5. Rear Window (1954)
One of Hitchcock’s most beloved movies is also one of his best. Jimmy Stewart (working with Hitchcock for the second time) is perfect as everyman “Jeff” Jeffries, a photojournalist who has broken his leg and has nothing to do but stare out the rear window of his apartment complex and watch the lives of his neighbors. A harmless enough pastime, until he starts to suspect one of his neighbors (Raymond Burr, in terrific pre-“Perry Mason” form) of murdering his nagging wife and attempting to dispose of the body.

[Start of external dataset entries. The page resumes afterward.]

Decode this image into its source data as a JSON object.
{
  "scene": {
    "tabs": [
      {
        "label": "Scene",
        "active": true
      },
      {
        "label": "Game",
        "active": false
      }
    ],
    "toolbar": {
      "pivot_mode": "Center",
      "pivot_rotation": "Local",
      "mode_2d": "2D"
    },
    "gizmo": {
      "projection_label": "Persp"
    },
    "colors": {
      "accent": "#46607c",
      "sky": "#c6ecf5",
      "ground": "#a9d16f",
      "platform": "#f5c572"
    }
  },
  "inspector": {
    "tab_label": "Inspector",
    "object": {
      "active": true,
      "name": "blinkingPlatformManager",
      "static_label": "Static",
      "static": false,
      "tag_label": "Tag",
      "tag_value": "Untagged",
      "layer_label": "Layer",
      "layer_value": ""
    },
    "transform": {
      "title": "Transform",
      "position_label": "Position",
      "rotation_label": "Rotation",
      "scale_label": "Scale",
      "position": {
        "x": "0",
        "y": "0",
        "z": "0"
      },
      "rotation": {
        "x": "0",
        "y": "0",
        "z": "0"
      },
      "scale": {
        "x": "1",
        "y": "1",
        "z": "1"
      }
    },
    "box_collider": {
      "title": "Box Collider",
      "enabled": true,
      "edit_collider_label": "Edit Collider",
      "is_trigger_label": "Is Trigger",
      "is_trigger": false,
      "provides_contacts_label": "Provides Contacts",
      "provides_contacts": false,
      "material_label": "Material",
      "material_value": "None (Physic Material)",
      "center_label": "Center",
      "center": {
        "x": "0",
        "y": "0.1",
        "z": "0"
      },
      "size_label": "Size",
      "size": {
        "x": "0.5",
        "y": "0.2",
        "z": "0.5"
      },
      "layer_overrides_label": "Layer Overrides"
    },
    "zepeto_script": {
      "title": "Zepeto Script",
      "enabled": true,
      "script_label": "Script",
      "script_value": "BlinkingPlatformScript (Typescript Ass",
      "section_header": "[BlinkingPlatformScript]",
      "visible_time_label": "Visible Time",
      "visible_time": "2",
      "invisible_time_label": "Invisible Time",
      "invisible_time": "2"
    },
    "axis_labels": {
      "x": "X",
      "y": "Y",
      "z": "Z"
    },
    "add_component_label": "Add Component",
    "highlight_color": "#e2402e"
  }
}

Like all the great Hitchcock pictures, Rear Window is both an exciting suspense piece, as well as the study of a man and his obsession, in this case Jeff’s voyeurism. The movie was a huge success in its original release (receiving 4 Oscar nominations, including one for Hitch as Best Director, which he lost to Elia Kazan for On the Waterfront) and has remained possibly Hitchcock’s most popular work. I can see why.
Some may wonder “Where is The Birds? Where is North by Northwest?” Well, I enjoy The Birds immensely (it has another of the great endings in the history of movies), but don’t feel it quite deserves a place on the list. North by Northwest was my favorite Hitchcock movie as a kid, but viewing it recently I thought it was far too long and drawn out and, though good, also not deserving of a place on the list. Hitch has many other great movies (Shadow of a Doubt, The 39 Steps, The Man Who Knew Too Much, Rope, Rebecca, etc.), but I believe these 5 to be the best representation of his work, as well as the highest highs he accomplished. And if you haven’t seen them, see them now!